(ORDO NEWS) — One of the most important problems of modern medicine is antibiotic resistance. But scientists have a way to overcome it.
Antibiotics are no longer as effective today as they were a hundred years ago. But they can be replaced by bacteriophages.
In a petri dish in a laboratory in Tbilisi , there is a battle between antibiotic-resistant bacteria and the “good” viruses, bacteriophages. This small country has pioneered research into an innovative way to fight antibiotic-resistant bacteria, which are becoming more dangerous as they adapt to antibiotics.
Long ignored in the West, bacteriophages – viruses that literally “eat” bacteria – are now being used in some of the most complex medical cases.
For example, there is a well-known case of a Belgian woman who developed a life-threatening infection after being injured in the 2016 Brussels airport bombing. After two years of unsuccessful antibiotic treatment, bacteriophages sent from Tbilisi cured her infection in three months.
How bacteriophages work
Phages have been known to scientists for a century, but they were undeservedly forgotten after antibiotics revolutionized medicine in the 1930s. The man who did the most to develop them, the Georgian scientist Georgy Eliava, was executed in 1937 by order of the notorious Lavrenty Beria.
Eliava worked at the Pasteur Institute in Paris with the French-Canadian microbiologist Felix d’Herelle, one of the two people credited with discovering phages, and convinced Stalin to invite him to Tbilisi in 1934. But their collaboration was cut short when Beria killed Eliava, although his motive is still a mystery.
However, when it became clear that traditional antibiotics no longer cope with some bacteria, and the side effects of their use can become an indirect cause of death, scientists began to think about alternative options for combating microorganisms.
The most promising of them are bacteriophages.
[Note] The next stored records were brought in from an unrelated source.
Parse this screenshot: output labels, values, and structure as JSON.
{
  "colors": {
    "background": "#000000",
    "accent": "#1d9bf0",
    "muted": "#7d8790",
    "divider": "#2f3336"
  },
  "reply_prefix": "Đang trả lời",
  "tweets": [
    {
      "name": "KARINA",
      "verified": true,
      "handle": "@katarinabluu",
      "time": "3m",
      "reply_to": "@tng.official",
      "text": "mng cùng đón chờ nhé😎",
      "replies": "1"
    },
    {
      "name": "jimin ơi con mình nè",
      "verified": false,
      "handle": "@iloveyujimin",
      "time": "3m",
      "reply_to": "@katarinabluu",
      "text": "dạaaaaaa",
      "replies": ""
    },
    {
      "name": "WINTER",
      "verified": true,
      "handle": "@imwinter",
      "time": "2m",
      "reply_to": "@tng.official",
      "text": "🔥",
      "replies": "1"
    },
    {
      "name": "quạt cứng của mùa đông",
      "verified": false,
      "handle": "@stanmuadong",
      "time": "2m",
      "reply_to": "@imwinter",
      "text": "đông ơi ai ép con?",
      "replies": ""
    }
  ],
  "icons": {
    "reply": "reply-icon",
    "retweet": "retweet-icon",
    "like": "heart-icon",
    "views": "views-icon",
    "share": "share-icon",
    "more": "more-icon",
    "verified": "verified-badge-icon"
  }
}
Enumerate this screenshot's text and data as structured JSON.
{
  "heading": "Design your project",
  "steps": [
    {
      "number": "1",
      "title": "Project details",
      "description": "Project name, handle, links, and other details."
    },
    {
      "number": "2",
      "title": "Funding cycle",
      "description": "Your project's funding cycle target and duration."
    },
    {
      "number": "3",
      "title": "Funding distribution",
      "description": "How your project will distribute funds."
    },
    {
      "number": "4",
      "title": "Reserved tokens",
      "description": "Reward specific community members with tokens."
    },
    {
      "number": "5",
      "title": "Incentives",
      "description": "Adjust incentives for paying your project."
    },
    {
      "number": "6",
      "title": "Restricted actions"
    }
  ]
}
Bacteria cannot yet oppose anything against these huge viruses: phages simply feed on them, and it will be very difficult for bacteria to develop a protective mechanism against this. We should also not forget that bacteriophages can evolve.
Although phage-based drugs cannot completely replace antibiotics, the researchers say they have several significant advantages: they are cheap, have no side effects, and do not damage organs or intestinal microflora.